L’homme qui courait plus vite que la mort
Alors, depuis septembre, les témoins ont défilé à la barre : Robert Hissein Gambier, surnommé par ses geôliers, « l’homme qui courait plus vite que la mort », car il a survécu à tous les supplices, a raconté son calvaire et comment il comptait méthodiquement les 2053 prisonniers qu’il a vus mourir ; Bichara Dijbrine Ahmat, seul rescapé d’une exécution sommaire de 148 prisonniers de guerre en 1983 témoigna à son tour, vinrent ensuite les récits par quatre femmes des sévices sexuels endurés dans un camp militaire au nord du Tchad, le témoignage encore de l’unique insider présent au procès, Bamdjim Bandoum, ancien responsable de l’impitoyable « DDS », la direction de la documentation et de la sécurité, soit le principal organe de répression de Hissène Habré, le récit encore des infirmiers qui ont décrit les infâmes conditions de détention…
Puis, hier, vint le jour des plaidoiries de la défense des trois avocats commis d’office auxquels l’accusé n’a jamais adressé la parole. Ils évoquèrent « des pseudo-massacres ». Ils tentèrent de faire porter le doute sur la véracité des témoignages des victimes « préparées, manipulées et coachées » par HRW, affirmant que le viol raconté à la barre par Khadija Hassane Zida ne pouvait avoir eu lieu, car Hissène Habré ne se serait jamais abaissé à la violer, tant « elle puait après 3 mois de détention, lui qui avait deux épouses… » Ils accusèrent l’actuel président tchadien, Idriss Déby, d’avoir offert « un pacte d’absolution » aux anciens tortionnaires de la DDS s’ils « chargeaient » Hissène Habré. In fine, ils firent le portrait d’Hissène Habré en sauveur de sa nation, affrontant avec courage les sécessions intérieures et l’envahisseur libyen, demandant un improbable acquittement.
Dans ce procès sans précédent, tout ne fut pas parfait, loin de là.

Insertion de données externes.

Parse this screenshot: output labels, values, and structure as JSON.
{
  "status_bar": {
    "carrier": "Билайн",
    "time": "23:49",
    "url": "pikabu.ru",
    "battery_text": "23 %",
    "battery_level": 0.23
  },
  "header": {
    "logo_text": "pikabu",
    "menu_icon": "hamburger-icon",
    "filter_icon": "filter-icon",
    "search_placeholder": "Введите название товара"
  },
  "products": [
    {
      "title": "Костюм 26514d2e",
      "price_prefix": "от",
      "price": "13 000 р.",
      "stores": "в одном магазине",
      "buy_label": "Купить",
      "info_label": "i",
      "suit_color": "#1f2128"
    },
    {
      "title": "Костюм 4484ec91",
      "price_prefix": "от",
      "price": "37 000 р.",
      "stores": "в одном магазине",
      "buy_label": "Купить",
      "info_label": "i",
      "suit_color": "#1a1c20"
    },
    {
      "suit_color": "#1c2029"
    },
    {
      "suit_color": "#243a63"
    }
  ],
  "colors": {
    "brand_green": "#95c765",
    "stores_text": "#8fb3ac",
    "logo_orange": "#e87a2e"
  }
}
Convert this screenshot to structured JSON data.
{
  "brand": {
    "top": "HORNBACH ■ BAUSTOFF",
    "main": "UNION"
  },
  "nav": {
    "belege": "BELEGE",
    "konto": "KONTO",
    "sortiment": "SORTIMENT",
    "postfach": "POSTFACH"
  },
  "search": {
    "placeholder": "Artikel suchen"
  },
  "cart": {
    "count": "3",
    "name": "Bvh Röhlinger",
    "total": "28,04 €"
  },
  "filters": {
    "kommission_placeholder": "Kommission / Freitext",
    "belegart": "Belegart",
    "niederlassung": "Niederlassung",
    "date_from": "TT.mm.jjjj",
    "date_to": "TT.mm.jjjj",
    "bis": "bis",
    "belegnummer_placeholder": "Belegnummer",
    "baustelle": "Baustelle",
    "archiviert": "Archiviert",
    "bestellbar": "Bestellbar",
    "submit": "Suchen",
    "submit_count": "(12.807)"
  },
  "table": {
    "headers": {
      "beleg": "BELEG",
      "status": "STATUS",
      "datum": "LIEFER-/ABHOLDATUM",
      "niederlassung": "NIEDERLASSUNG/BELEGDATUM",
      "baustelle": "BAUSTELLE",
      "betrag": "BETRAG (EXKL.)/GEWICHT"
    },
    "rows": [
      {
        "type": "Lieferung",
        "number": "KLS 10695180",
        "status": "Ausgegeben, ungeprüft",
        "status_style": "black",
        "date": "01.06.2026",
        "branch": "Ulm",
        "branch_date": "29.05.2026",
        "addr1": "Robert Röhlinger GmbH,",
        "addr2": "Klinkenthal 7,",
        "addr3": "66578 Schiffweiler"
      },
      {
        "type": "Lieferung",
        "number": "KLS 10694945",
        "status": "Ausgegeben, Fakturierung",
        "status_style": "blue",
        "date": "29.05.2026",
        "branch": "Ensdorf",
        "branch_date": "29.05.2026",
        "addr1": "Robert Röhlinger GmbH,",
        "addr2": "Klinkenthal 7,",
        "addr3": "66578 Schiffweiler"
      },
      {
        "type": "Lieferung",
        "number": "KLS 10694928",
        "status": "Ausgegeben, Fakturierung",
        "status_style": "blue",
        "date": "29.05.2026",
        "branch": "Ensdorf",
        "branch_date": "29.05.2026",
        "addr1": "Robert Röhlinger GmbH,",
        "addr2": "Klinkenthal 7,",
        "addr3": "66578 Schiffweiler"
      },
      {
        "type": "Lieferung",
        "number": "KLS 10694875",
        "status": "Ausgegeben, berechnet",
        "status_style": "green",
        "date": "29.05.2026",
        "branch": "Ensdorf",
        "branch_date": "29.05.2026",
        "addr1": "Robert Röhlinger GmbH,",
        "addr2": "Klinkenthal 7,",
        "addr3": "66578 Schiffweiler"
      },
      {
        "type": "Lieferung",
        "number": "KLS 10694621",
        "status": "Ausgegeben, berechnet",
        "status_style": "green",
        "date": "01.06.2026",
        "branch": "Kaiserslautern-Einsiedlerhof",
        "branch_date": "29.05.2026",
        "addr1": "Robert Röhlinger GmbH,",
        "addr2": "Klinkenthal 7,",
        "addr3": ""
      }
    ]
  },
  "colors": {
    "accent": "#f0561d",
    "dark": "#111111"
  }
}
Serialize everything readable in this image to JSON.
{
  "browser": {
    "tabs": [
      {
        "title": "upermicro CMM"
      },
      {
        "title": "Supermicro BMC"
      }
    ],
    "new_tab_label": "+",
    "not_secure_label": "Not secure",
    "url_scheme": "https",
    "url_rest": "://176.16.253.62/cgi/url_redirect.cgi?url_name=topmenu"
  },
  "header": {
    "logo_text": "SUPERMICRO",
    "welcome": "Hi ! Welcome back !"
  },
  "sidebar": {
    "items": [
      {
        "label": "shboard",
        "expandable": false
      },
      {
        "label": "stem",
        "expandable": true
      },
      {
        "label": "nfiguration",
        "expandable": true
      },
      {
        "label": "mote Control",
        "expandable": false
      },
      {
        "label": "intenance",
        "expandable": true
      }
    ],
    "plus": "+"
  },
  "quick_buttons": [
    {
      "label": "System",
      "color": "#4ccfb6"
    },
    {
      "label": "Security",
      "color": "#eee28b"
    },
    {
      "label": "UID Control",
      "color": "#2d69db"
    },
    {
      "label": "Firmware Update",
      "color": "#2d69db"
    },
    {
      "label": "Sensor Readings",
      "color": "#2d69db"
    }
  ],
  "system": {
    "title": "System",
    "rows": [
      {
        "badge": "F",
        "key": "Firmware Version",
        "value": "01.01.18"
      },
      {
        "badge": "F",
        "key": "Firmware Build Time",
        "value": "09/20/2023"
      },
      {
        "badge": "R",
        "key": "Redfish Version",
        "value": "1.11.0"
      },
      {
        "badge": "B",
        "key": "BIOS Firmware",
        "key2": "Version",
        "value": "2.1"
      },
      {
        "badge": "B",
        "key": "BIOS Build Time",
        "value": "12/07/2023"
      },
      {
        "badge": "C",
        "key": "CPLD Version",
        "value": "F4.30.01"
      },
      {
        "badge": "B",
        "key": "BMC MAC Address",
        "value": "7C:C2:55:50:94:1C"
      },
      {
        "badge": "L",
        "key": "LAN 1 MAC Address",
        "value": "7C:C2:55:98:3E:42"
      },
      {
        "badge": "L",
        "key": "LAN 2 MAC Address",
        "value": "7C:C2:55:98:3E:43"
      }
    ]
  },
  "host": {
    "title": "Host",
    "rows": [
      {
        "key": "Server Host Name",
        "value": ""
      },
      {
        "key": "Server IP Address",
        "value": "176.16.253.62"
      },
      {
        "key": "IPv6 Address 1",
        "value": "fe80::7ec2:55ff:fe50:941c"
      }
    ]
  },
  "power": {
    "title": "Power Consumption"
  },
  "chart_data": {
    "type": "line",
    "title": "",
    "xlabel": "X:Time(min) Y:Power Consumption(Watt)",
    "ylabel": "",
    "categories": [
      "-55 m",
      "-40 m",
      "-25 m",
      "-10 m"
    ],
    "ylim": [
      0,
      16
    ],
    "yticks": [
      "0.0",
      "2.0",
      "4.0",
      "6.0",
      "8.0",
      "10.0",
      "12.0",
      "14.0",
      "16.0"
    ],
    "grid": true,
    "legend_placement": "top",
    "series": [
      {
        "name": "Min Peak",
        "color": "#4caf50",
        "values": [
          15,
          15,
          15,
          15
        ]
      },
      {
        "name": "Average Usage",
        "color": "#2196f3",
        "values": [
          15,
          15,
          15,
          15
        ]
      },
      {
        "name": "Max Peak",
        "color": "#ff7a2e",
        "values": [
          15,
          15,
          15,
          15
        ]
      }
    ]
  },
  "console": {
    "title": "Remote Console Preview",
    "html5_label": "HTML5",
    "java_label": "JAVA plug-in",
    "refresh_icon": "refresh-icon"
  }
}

Mais il fut malgré tout, infiniment plus pédagogique que les abscondes querelles de procédure qui émaillent les interminables procès tenus à la Cour pénale internationale. Les autorités tchadiennes autorisèrent la retransmission télévisée des auditions, mais refusèrent que les anciens chefs de la DDS viennent témoigner à Dakar, en dépit d’un accord de coopération judiciaire entre les deux pays. Craignaient-elles une mise en cause du président Déby, qui, avant de renverser Hissène Habré, fut un temps son chef d’état-major ? Il y eut aussi le choix de l’accusé de demander à son avocat, François Serre, de boycotter le procès pour se transformer en blogger d’un site dédié à la gloire d’Hissène Habré, dénonçant l’illégitimité d’une Cour, fruit « d’un sombre complot » politico-judiciaire contre son client. Mais rien de tout cela n’a entaché le sentiment pour Souleymane Guengueng et pour tant d’autres victimes, que la tenue de ce procès constitue déjà une victoire : « Je partirai de Dakar, l’esprit adouci. Les victimes d’Hissène Habré ont fini par gagner. C’est un précédent pour l’Afrique et le reste du monde », dit Souleymane. Verdict, le 30 mai.